Premier nie złagodził konfliktu z Brukselą o sądownictwo. Kontynuuje linię Szydło, czasami próbując bez wyczucia dostroić się do języka własnego obozu. W jednej z wypowiedzi zrównał polskie sądy z poziomem niemal Zakaukazia, gdzie sędziowie są skorumpowani, a wyroki się kupuje. Wywołało to konsternację nawet wśród pisowskich jastrzębi. A miał przecież prowadzić nowej jakości dialog z Komisją Europejską.

We wtorek polski rząd przeciął wszystkie wątpliwości: żadnych ustępstw, ani kroku w tył w sprawie reform sądownictwa. „Nie występuje ryzyko systemowego zagrożenia praworządności" – brzmi oficjalna odpowiedź polskiego rządu dla KE. Jak dalej będzie przebiegał ten spór? To zależy od postawy polityków zachodnioeuropejskich. Tu do Morawieckiego może uśmiechnąć się szczęście, bo choćby z wypowiedzi niemieckich polityków da się wywnioskować, że wobec ogólnego kryzysu UE i stojących przed Europą wyzwań grillowanie Polski może trochę osłabnąć. W efekcie konflikt o praworządność zejdzie na dalszy plan.

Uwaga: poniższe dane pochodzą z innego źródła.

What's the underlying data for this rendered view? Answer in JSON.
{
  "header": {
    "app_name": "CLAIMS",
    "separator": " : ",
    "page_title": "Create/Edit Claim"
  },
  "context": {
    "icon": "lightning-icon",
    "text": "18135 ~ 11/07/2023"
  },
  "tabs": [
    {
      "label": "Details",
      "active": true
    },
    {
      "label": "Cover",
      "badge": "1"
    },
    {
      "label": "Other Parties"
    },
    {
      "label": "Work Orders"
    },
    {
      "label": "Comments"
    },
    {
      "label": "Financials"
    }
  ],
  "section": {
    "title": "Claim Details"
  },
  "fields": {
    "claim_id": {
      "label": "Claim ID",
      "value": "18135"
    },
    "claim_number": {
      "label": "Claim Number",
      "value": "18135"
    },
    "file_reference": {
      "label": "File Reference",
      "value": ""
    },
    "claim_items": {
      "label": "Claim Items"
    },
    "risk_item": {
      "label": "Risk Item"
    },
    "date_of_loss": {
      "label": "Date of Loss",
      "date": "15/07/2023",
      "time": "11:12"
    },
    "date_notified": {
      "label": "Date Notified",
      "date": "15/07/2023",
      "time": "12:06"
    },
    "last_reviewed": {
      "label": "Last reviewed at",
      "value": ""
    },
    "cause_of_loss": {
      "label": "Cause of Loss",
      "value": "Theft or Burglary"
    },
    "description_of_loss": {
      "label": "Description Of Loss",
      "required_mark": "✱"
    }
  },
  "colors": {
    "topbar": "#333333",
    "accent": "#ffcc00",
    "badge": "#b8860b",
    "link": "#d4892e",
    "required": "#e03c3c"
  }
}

Gorzej z ustawą o IPN. Szybko okazało się, że premier nie ma pomysłu ani na rozwiązanie kryzysu, ani na zarządzanie nim. Zabrakło nawet jednolitej narracji w tej sprawie w ramach rządu, a niefortunna wypowiedź Morawieckiego w Monachium sprawiła, że konflikt wokół ustawy zaczął eskalować z nową siłą.

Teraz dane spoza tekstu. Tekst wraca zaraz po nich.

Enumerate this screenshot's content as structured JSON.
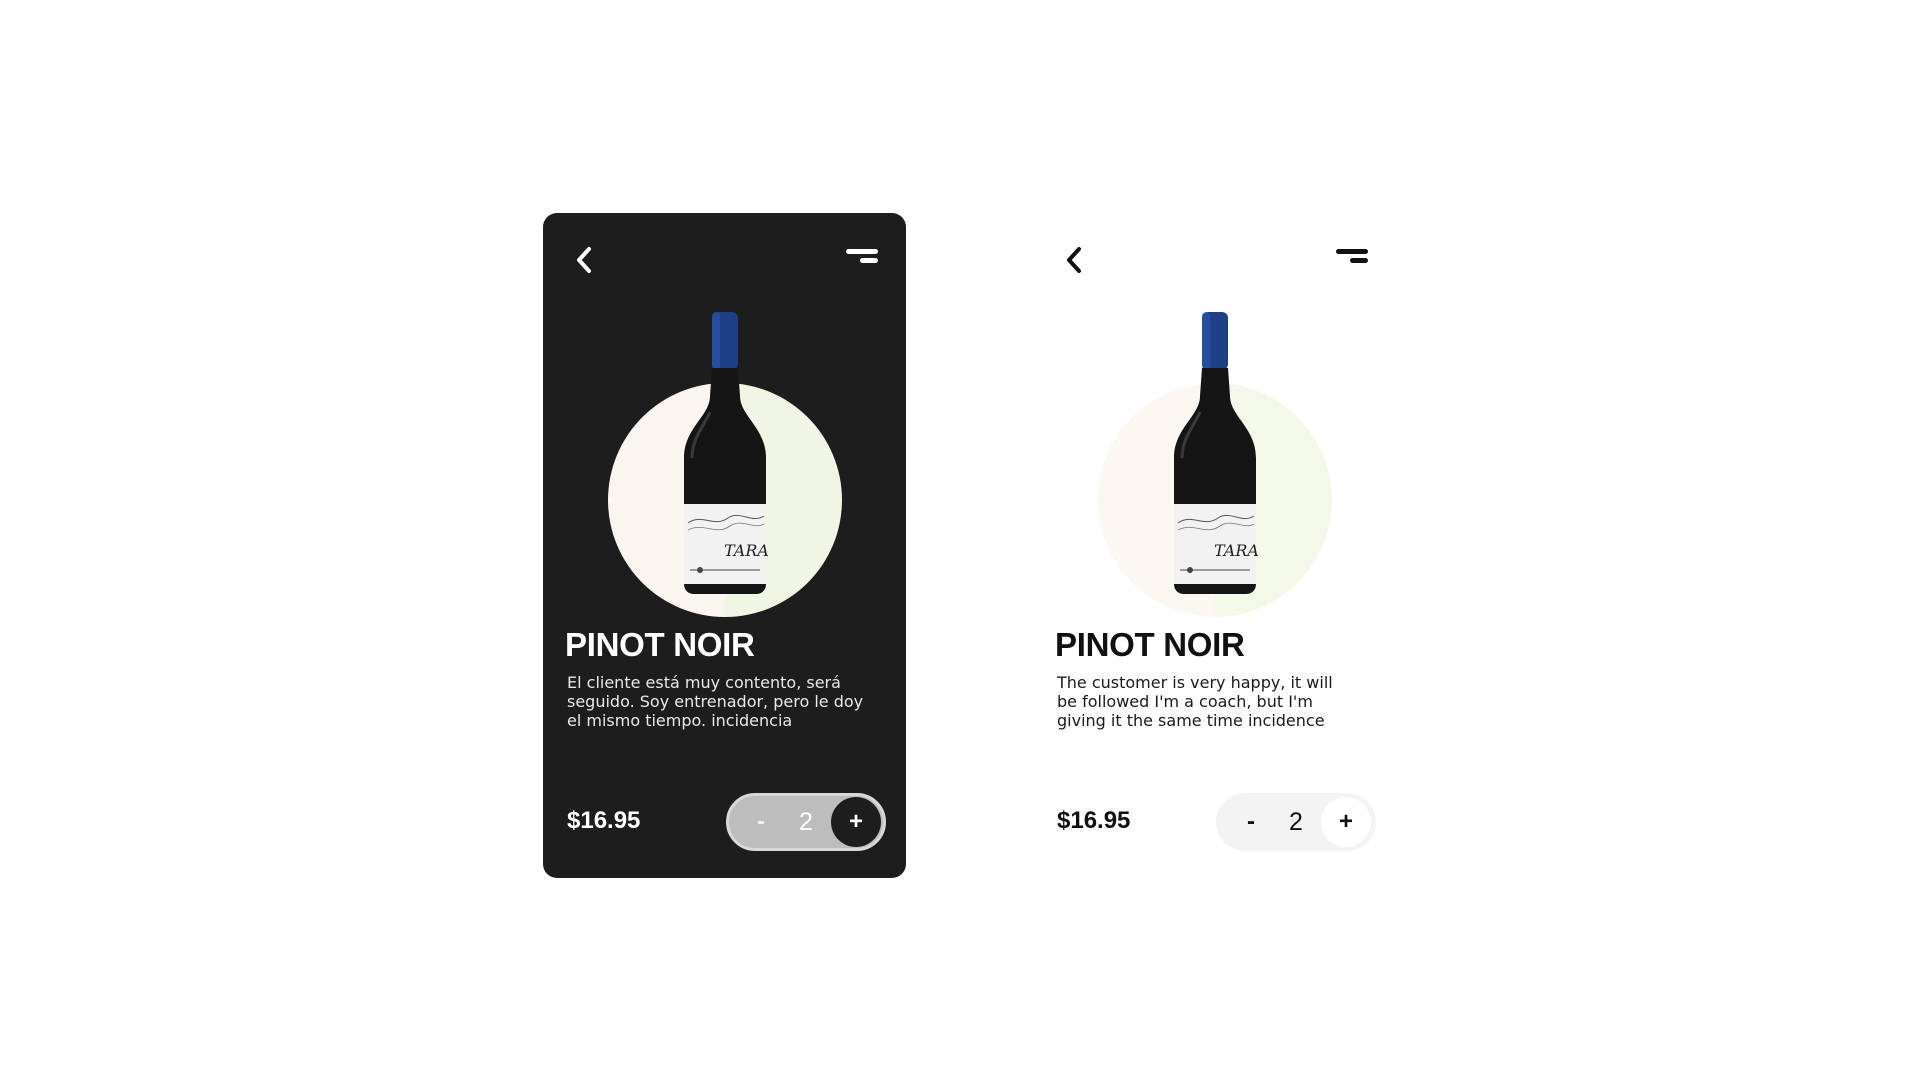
{
  "colors": {
    "dark_card_bg": "#1d1d1d",
    "light_card_bg": "#ffffff",
    "bottle_capsule": "#1f3f86",
    "bottle_glass": "#151515",
    "circle_left": "#faf6ef",
    "circle_right": "#f1f6e4"
  },
  "icons": {
    "back": "chevron-left-icon",
    "menu": "two-line-menu-icon"
  },
  "cards": [
    {
      "theme": "dark",
      "title": "PINOT NOIR",
      "description": "El cliente está muy contento, será seguido. Soy entrenador, pero le doy el mismo tiempo. incidencia",
      "price": "$16.95",
      "quantity": "2",
      "minus_label": "-",
      "plus_label": "+",
      "bottle_label": "TARA"
    },
    {
      "theme": "light",
      "title": "PINOT NOIR",
      "description": "The customer is very happy, it will be followed I'm a coach, but I'm giving it the same time incidence",
      "price": "$16.95",
      "quantity": "2",
      "minus_label": "-",
      "plus_label": "+",
      "bottle_label": "TARA"
    }
  ]
}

Do dziś sprawa przypomina tykającą bombę, a rząd udaje, że problemu nie ma. Liczy przy tym na zbawienne orzeczenie Trybunału Konstytucyjnego, co wcale nie jest takie pewne. W efekcie spór z Izraelem i USA o ustawę zapewne odciśnie piętno na premierostwie Morawieckiego. Sporo energii może bowiem tracić na gaszenie doraźnych pożarów, które wywołało kontrowersyjne prawo, zamiast prowadzić kreatywną, długofalową politykę. A od tego przecież zależy dalsza kariera finansisty, który przebojem wszedł na główną scenę polityczną.